UBS (UBS) will absorb Credit Suisse (CS) in a 3 billion CHF ($3.24 billion) all stock deal brokered by the government to prevent the latter embattled bank from failing.
"Credit Suisse shareholders will receive 1 UBS share for every 22.48 Credit Suisse shares," UBS said in a statement. However, this transaction means a "complete write-down) of 16 billion CHF ($17.28 billion) of Credit Suisse bonds that will become worth nothing.
The Swiss government has offered 9 billion CHF ($9.72 billion) to UBS "assume potential losses arising from certain assets that UBS takes over as part of the transaction, should any future losses exceed a certain threshold." The Swiss National Bank will also offer UBS a 100 billion CHF ($108 billion) credit line to sweeten the terms.
"[A]s far as Credit Suisse is concerned, this is 澳洲幸运5官方开奖结果体彩网:an emergency rescue. We have structured a transaction that will preserve the value left in the business 🧔while limiting our downside exposure. Acquiring Credit Suisse’s capabilities in wealth, asset management, and Swiss universal banking will augment UBS’s strategy of growing its capital-light businesses," said UBS Chairman Colm Kelleher.

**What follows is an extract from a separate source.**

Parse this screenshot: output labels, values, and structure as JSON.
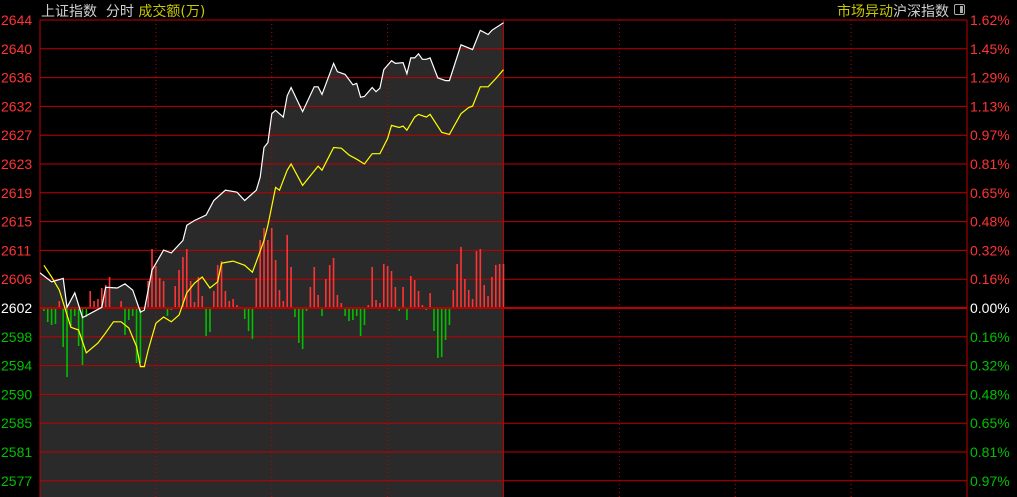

Financial Times reported that the two banks had little interaction and that the Swiss government is working on changing rules that require a six-week shareholder comment period.
Despite a 澳洲幸运5官方开奖结果体彩网:CHF 50 billion (about $54 billion) loan from the Swiss government, Credit Suisse could not restore investor confidence and stave off a steep decline in it💜s share price.
The bank has been plagued by a series of missteps in the last year, and the banking crisis that was spurred by the failure of Silicon Valley Bank did not help the bank's 澳洲幸运5官方开奖结果体彩网:ailing stock price. Most recently, the firm found 澳洲幸运5官方开奖结果体彩网:"material weakness" in its accounting procedures, delaying its annual report and sparking questions from the U.S. Securities and Exchange Commission.
About six months ago, the bank 澳洲幸运5官方开奖结果体彩网:underwent a restructuring in an effort to shake off scandals and losses.
Clarification—March 19, 2023: More details, including the final deal number, and quotes were added as new information emerged.